Despite the rocky start, we absolutely loved our time at Sejuk and would highly recommend making it your base on Gili Air. It was one of the few places we have been that we weren't ready to leave when the time came. The other day Jonathan and I were sitting on the edge of a bed in a dank hotel room taking turns sticking our faces into a disgustingly dirty fan for a smidgen of reprieve from the humidity, when he turned to me and said: 'You know..... If we only bought one meal a day..... and shared it.... we could afford to stay at Sejuk for the rest of our trip!' He calculated. Hmmm. I closed my eyes and gave it the moment's consideration the idea deserved. 'Tempting. Very tempting.'

Comments on Comments: Thanks for your comments Looch, Gina & Parentals! We brought with us a little Asus netbook that we use for writing the blog and organizing the photos. Living in such a high-tech world has been very helpful for us, and the blog. There is actually more wi-fi here in Asia, than in Oz and New Zealand! In Western countries we mostly went to the city library, wherever we were, because the wireless internet is usually free there. In Bali and Lombok lots of cafes would have free wi-fi, so we would catch up there in the afternoon with a cold drink. Singapore was way ahead of us! They had free wi-fi all over the city. But, you had to sign up for a free account and then they would text you your password. Since we were apparently the only people in Singapore without a cell, we didn't get to take advantage, unfortunately.
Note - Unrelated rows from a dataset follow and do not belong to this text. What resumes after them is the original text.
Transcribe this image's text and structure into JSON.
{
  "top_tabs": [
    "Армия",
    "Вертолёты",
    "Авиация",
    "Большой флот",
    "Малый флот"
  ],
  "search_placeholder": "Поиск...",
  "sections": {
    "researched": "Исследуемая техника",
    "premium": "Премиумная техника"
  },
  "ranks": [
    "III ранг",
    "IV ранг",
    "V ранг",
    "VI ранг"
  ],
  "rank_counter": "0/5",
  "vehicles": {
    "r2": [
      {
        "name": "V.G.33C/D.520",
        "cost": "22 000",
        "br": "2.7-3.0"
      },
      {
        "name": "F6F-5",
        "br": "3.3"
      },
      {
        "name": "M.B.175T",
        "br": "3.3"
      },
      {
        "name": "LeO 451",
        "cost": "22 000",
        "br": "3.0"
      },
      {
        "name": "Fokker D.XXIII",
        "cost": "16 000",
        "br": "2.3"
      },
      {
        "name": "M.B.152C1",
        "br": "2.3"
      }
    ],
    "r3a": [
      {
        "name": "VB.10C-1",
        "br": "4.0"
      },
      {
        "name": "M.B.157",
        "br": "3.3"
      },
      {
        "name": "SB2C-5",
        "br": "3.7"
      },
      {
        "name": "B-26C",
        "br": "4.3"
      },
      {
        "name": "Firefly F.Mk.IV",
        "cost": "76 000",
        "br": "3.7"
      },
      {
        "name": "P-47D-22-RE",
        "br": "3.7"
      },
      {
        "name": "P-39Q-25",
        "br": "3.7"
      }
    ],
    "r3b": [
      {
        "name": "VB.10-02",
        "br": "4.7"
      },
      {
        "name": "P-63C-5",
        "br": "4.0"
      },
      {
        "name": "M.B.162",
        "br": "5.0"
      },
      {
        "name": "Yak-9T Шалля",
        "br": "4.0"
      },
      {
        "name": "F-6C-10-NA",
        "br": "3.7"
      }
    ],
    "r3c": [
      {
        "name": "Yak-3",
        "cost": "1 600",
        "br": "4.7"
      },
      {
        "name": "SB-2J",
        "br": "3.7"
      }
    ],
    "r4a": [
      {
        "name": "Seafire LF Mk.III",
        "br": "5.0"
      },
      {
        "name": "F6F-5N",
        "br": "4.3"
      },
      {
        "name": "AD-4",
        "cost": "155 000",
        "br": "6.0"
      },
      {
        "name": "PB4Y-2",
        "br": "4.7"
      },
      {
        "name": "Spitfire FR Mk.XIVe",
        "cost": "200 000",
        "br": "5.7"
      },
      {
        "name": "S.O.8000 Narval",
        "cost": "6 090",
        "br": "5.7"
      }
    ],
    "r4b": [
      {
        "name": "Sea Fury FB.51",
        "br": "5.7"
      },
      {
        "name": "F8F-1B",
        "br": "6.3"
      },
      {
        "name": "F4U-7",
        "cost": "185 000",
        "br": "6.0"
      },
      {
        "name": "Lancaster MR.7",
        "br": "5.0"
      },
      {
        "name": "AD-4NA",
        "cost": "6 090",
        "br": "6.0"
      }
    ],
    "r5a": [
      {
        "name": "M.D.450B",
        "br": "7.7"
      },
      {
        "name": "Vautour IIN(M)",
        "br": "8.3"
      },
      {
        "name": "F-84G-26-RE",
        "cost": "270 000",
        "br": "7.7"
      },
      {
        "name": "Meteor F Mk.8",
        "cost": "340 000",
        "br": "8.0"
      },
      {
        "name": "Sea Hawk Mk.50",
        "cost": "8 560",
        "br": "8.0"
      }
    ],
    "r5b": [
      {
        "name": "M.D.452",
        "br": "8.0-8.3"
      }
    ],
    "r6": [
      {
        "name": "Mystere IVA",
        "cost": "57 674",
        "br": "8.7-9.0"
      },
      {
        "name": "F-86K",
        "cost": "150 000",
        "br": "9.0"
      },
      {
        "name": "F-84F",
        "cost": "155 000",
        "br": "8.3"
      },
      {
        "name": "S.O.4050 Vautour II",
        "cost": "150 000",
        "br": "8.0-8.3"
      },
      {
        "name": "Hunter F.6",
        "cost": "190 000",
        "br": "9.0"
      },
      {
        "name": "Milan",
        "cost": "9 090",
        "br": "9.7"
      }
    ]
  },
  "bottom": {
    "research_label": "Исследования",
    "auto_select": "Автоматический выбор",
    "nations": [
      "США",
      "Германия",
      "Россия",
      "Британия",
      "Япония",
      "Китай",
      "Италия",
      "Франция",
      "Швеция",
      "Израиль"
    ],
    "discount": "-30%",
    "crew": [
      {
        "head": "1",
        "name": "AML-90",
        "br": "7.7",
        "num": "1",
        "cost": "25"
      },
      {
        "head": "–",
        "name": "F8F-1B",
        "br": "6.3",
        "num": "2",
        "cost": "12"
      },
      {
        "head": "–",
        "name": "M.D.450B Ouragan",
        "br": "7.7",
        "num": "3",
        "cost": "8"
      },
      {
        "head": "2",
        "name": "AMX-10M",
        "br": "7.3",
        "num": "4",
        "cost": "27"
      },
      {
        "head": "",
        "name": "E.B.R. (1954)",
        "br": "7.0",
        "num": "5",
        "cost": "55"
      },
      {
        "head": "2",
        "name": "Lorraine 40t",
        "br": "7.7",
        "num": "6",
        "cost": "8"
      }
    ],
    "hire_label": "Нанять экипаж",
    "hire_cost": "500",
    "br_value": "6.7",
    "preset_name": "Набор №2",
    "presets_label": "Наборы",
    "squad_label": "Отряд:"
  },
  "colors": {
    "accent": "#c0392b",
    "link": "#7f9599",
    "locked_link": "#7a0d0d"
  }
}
Here in Malaysia, I'm embarrassed to say, we have been using the free wi-fi at (cough) McDonalds. I know, I know. But, its the only free, reliable internet connection we have been able to consistently find. Sooo... we get internet..with a side of icecream. Did you know that McDonalds here has delivery? With no minimum order? Fries delivered to your door via scooter! Just in case your fries aren't cold enough when you get them at the counter. Useful, maybe ever find yourself in Malaysia with a hankering for a Mcflurry.
As for helmets, we really didn't like not wearing them on the motorbike, obviously. I'm a complete balance-less disaster, so I wear a helmet riding a bicycle too. The other day we rented bicycles and asked for helmets and completely confused the bike owner. 'Ohhh you want a motorbike? I thought you wanted a bicycle' he said. 'No, a helmet for the bicycle,' I replied. He pretty much fell over laughing.
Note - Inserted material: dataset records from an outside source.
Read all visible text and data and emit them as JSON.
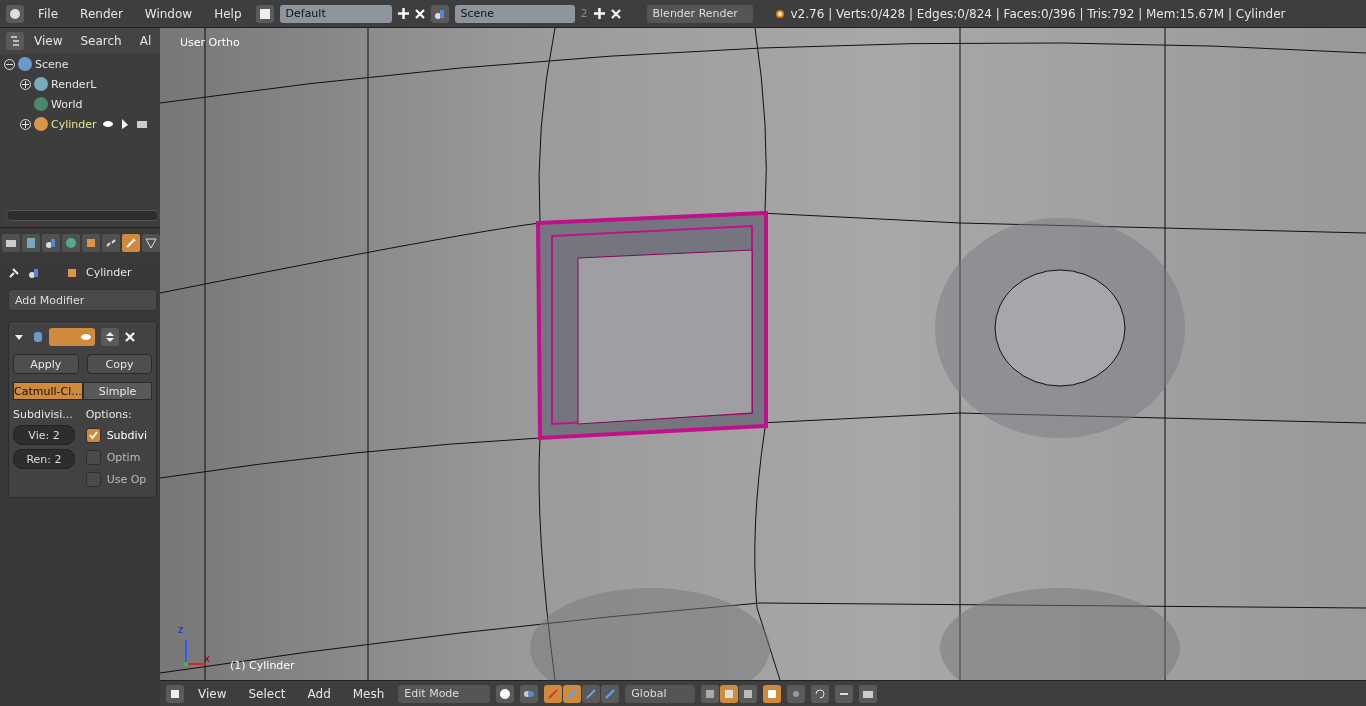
{
  "top_bar": {
    "menus": [
      "File",
      "Render",
      "Window",
      "Help"
    ],
    "layout": "Default",
    "scene": "Scene",
    "scene_users": "2",
    "engine": "Blender Render",
    "stats": "v2.76 | Verts:0/428 | Edges:0/824 | Faces:0/396 | Tris:792 | Mem:15.67M | Cylinder"
  },
  "outliner": {
    "menus": [
      "View",
      "Search",
      "Al"
    ],
    "tree": [
      {
        "label": "Scene",
        "kind": "scene",
        "expanded": true,
        "active": false,
        "children": [
          {
            "label": "RenderL",
            "kind": "layers",
            "expanded": false,
            "active": false
          },
          {
            "label": "World",
            "kind": "world",
            "active": false
          },
          {
            "label": "Cylinder",
            "kind": "object",
            "expanded": false,
            "active": true
          }
        ]
      }
    ]
  },
  "properties": {
    "tabs": [
      {
        "kind": "render",
        "selected": false
      },
      {
        "kind": "layers",
        "selected": false
      },
      {
        "kind": "scene",
        "selected": false
      },
      {
        "kind": "world",
        "selected": false
      },
      {
        "kind": "object",
        "selected": false
      },
      {
        "kind": "constraints",
        "selected": false
      },
      {
        "kind": "modifiers",
        "selected": true
      },
      {
        "kind": "data",
        "selected": false
      }
    ],
    "context": "Cylinder",
    "add_modifier": "Add Modifier",
    "modifier": {
      "buttons": [
        "Apply",
        "Copy"
      ],
      "types": [
        {
          "label": "Catmull-Cl...",
          "selected": true
        },
        {
          "label": "Simple",
          "selected": false
        }
      ],
      "subdiv_label": "Subdivisi...",
      "fields": [
        "Vie: 2",
        "Ren: 2"
      ],
      "options_label": "Options:",
      "options": [
        {
          "label": "Subdivi",
          "checked": true
        },
        {
          "label": "Optim",
          "checked": false
        },
        {
          "label": "Use Op",
          "checked": false
        }
      ]
    }
  },
  "viewport": {
    "view_name": "User Ortho",
    "object_label": "(1) Cylinder",
    "axis_labels": [
      "z",
      "x"
    ]
  },
  "bottom_bar": {
    "menus": [
      "View",
      "Select",
      "Add",
      "Mesh"
    ],
    "mode": "Edit Mode",
    "orientation": "Global",
    "manipulators": [
      {
        "kind": "combo",
        "selected": true
      },
      {
        "kind": "translate",
        "selected": true
      },
      {
        "kind": "rotate",
        "selected": false
      },
      {
        "kind": "scale",
        "selected": false
      }
    ],
    "select_modes": [
      {
        "kind": "vertex",
        "selected": false
      },
      {
        "kind": "edge",
        "selected": true
      },
      {
        "kind": "face",
        "selected": false
      }
    ]
  }
}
Last thought before Jonathan cuts my fingers off: Check out Niagara-This-Week over the next little while... you may just see some familiar faces. You can get the paper online too.


Anonymous said...

I LOVE LOVE that you were bargaining!!! I was laughing out loud remembering Rome!!!


Sarah said...

As I was reading about your very stern bargaining, I was laughing out loud. Ed asked what was so funny, to which I replied, 'you know Kristen... she writes how she acts':) Very funny, I could picture it happen and hear your voice. Good work on getting the better deal!